Thursday, June 12, 2008

Fantàstico

An anonymous reader posted this comment to my recent rambling rumination on "reg-" words:

It's probably not news to you, but some people attribute the change of f-initial words to h in Spanish to contact with Euskera, which has no F sound. Though some disputing scholars mention that f->h sound changes are a fairly phenomenon across languages.

More salient F->H examples are hacer (to make or do, Catalan fer), hablar (to talk, Eng. fable), hijo (son, Port. filho), horno (oven, but Sp. infierno, hell), harina (flour, Catalan farina), hongo (mushroom, fungus), and hoja (leaf, Eng. (port)folio and Fr. feuille). One of the odd topics of my linguistics class that I remember vividly.

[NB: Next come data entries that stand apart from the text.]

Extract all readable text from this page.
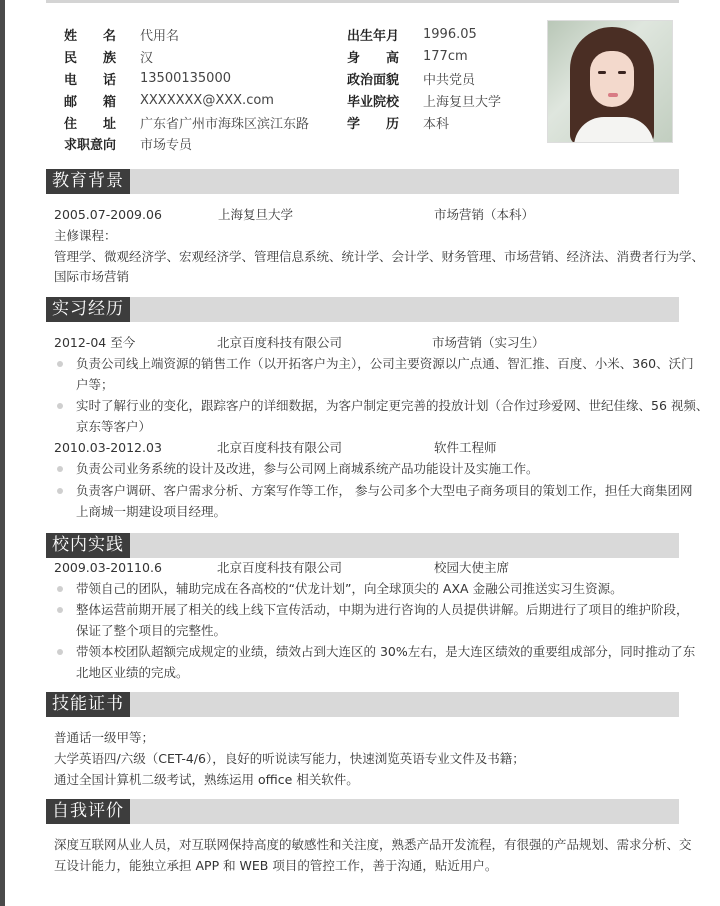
姓 名 代用名
民 族 汉
电 话 13500135000
邮 箱 XXXXXXX@XXX.com
住 址 广东省广州市海珠区滨江东路
求职意向 市场专员
出生年月 1996.05
身 高 177cm
政治面貌 中共党员
毕业院校 上海复旦大学
学 历 本科
教育背景
2005.07-2009.06	上海复旦大学	市场营销（本科）
主修课程：
管理学、微观经济学、宏观经济学、管理信息系统、统计学、会计学、财务管理、市场营销、经济法、消费者行为学、
国际市场营销
实习经历
2012-04 至今	北京百度科技有限公司	市场营销（实习生）
负责公司线上端资源的销售工作（以开拓客户为主），公司主要资源以广点通、智汇推、百度、小米、360、沃门
户等；
实时了解行业的变化，跟踪客户的详细数据，为客户制定更完善的投放计划（合作过珍爱网、世纪佳缘、56 视频、
京东等客户）
2010.03-2012.03	北京百度科技有限公司	软件工程师
负责公司业务系统的设计及改进，参与公司网上商城系统产品功能设计及实施工作。
负责客户调研、客户需求分析、方案写作等工作， 参与公司多个大型电子商务项目的策划工作，担任大商集团网
上商城一期建设项目经理。
校内实践
2009.03-20110.6	北京百度科技有限公司	校园大使主席
带领自己的团队，辅助完成在各高校的“伏龙计划”，向全球顶尖的 AXA 金融公司推送实习生资源。
整体运营前期开展了相关的线上线下宣传活动，中期为进行咨询的人员提供讲解。后期进行了项目的维护阶段，
保证了整个项目的完整性。
带领本校团队超额完成规定的业绩，绩效占到大连区的 30%左右，是大连区绩效的重要组成部分，同时推动了东
北地区业绩的完成。
技能证书
普通话一级甲等；
大学英语四/六级（CET-4/6），良好的听说读写能力，快速浏览英语专业文件及书籍；
通过全国计算机二级考试，熟练运用 office 相关软件。
自我评价
深度互联网从业人员，对互联网保持高度的敏感性和关注度，熟悉产品开发流程，有很强的产品规划、需求分析、交
互设计能力，能独立承担 APP 和 WEB 项目的管控工作，善于沟通，贴近用户。
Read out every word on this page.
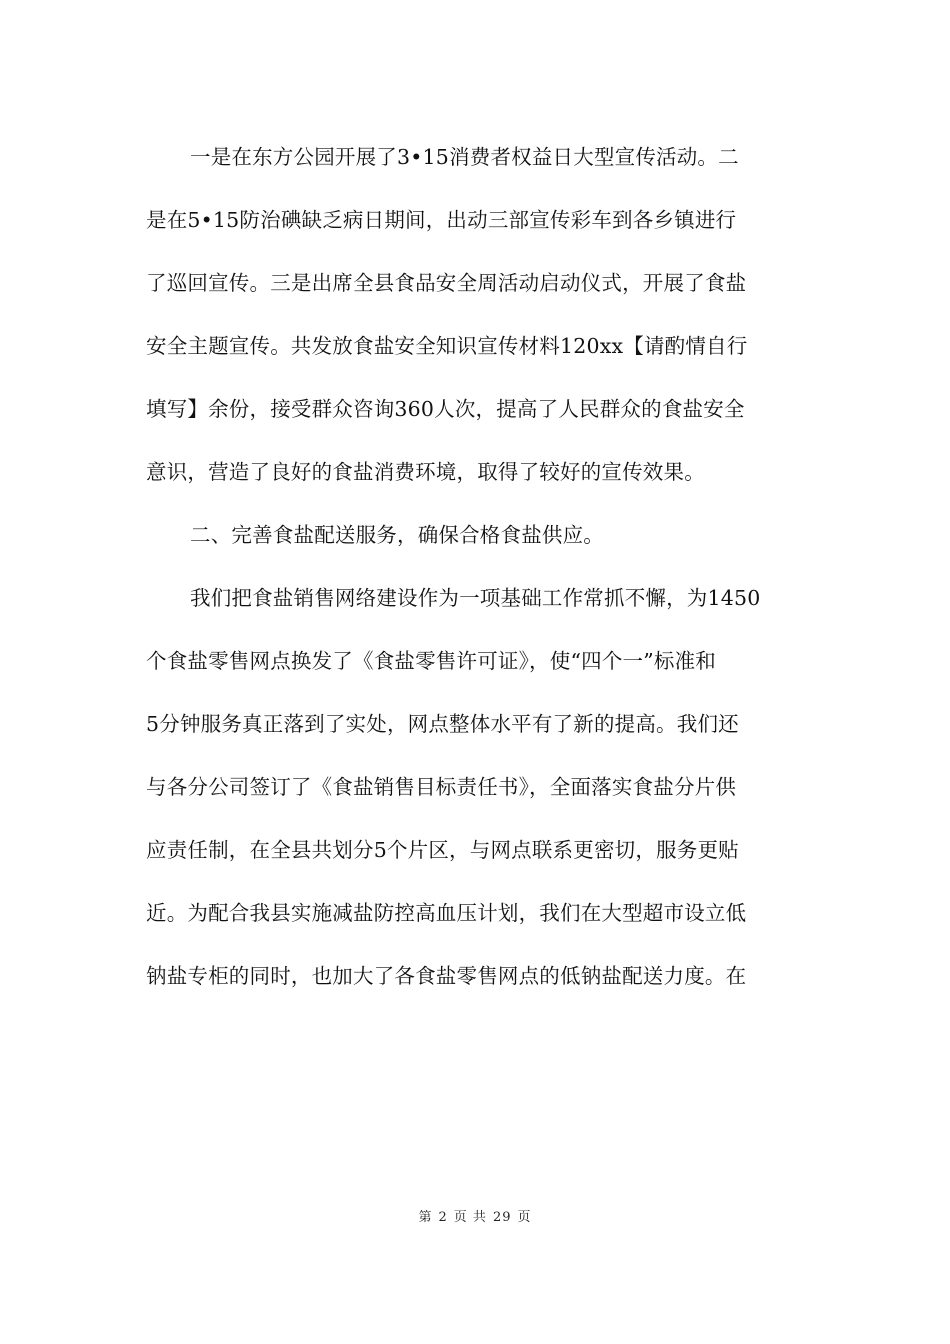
一是在东方公园开展了3•15消费者权益日大型宣传活动。二
是在5•15防治碘缺乏病日期间，出动三部宣传彩车到各乡镇进行
了巡回宣传。三是出席全县食品安全周活动启动仪式，开展了食盐
安全主题宣传。共发放食盐安全知识宣传材料120xx【请酌情自行
填写】余份，接受群众咨询360人次，提高了人民群众的食盐安全
意识，营造了良好的食盐消费环境，取得了较好的宣传效果。
二、完善食盐配送服务，确保合格食盐供应。
我们把食盐销售网络建设作为一项基础工作常抓不懈，为1450
个食盐零售网点换发了《食盐零售许可证》，使“四个一”标准和
5分钟服务真正落到了实处，网点整体水平有了新的提高。我们还
与各分公司签订了《食盐销售目标责任书》，全面落实食盐分片供
应责任制，在全县共划分5个片区，与网点联系更密切，服务更贴
近。为配合我县实施减盐防控高血压计划，我们在大型超市设立低
钠盐专柜的同时，也加大了各食盐零售网点的低钠盐配送力度。在
第 2 页 共 29 页
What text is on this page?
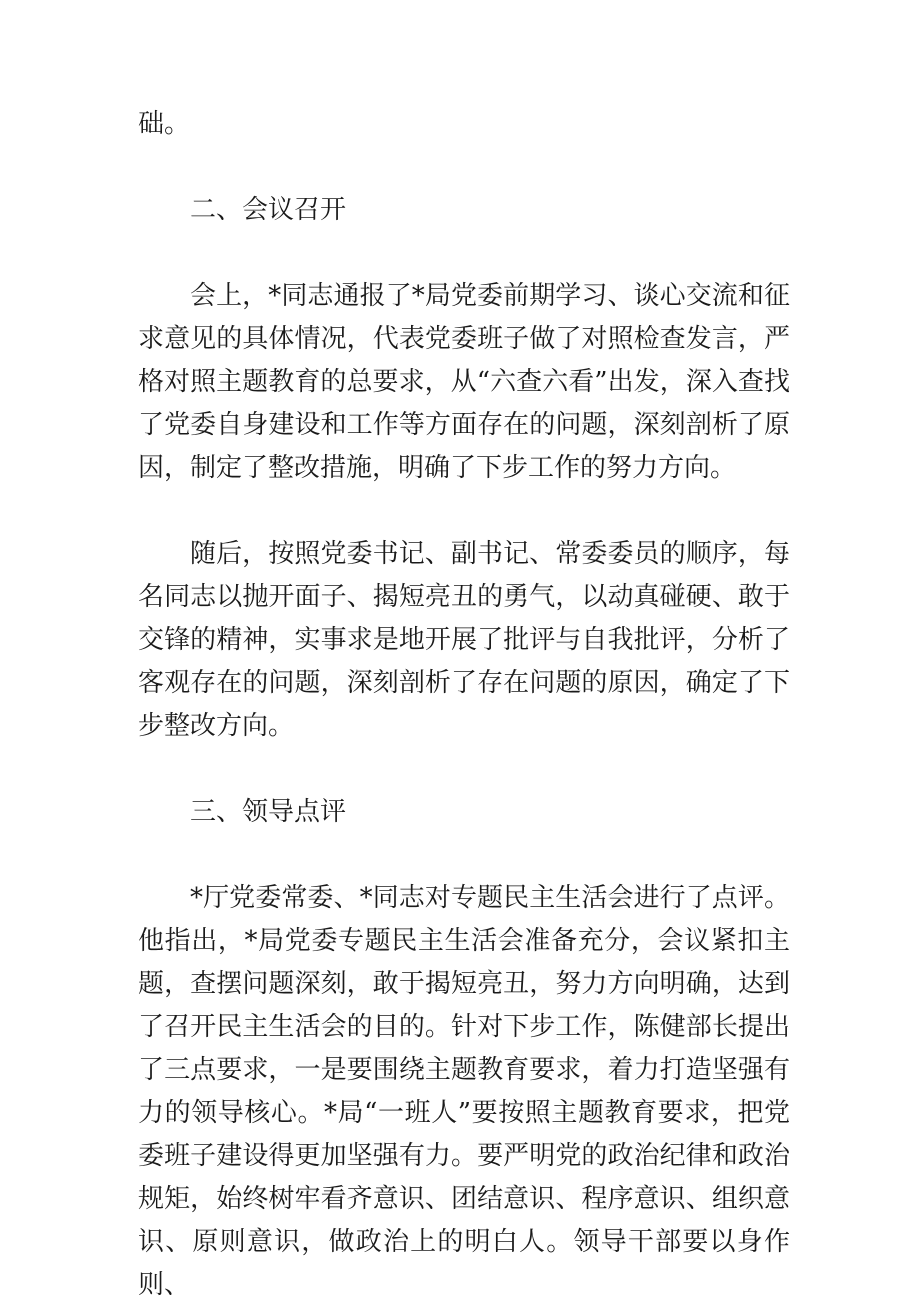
础。

二、会议召开

会上，*同志通报了*局党委前期学习、谈心交流和征求意见的具体情况，代表党委班子做了对照检查发言，严格对照主题教育的总要求，从“六查六看”出发，深入查找了党委自身建设和工作等方面存在的问题，深刻剖析了原因，制定了整改措施，明确了下步工作的努力方向。

随后，按照党委书记、副书记、常委委员的顺序，每名同志以抛开面子、揭短亮丑的勇气，以动真碰硬、敢于交锋的精神，实事求是地开展了批评与自我批评，分析了客观存在的问题，深刻剖析了存在问题的原因，确定了下步整改方向。

三、领导点评

*厅党委常委、*同志对专题民主生活会进行了点评。他指出，*局党委专题民主生活会准备充分，会议紧扣主题，查摆问题深刻，敢于揭短亮丑，努力方向明确，达到了召开民主生活会的目的。针对下步工作，陈健部长提出了三点要求，一是要围绕主题教育要求，着力打造坚强有力的领导核心。*局“一班人”要按照主题教育要求，把党委班子建设得更加坚强有力。要严明党的政治纪律和政治规矩，始终树牢看齐意识、团结意识、程序意识、组织意识、原则意识，做政治上的明白人。领导干部要以身作则、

Actually, that was news to me (there's lots I don't know, believe me), because I didn't know that Basque--otherwise known as Euskara or Euskera--didn't have an "f" sound.

I know absolutely nothing about Spanish, but now that you've pointed out this category of words, I can easily see the relationship between them and the corresponding French, Italian, and Latin words. "Horno", for instance, is cognate to Italian "forno" and French "four". Today at work I saw the word "hilo", and I could instantly tell that it was related to French "fil", "thread" (a cousin to English "filament").

Looking through a Spanish-English lexicon, I see that "halconero" means "falcon", "hambre" is "hunger" (related to "famine" and "famish", from Latin "fames"), "hedor" is "stench" (English "fetor", from Latin "fetere", "to stink"), "hierro" is "iron" (French "fer", English "ferric") and on and on. And I had no idea!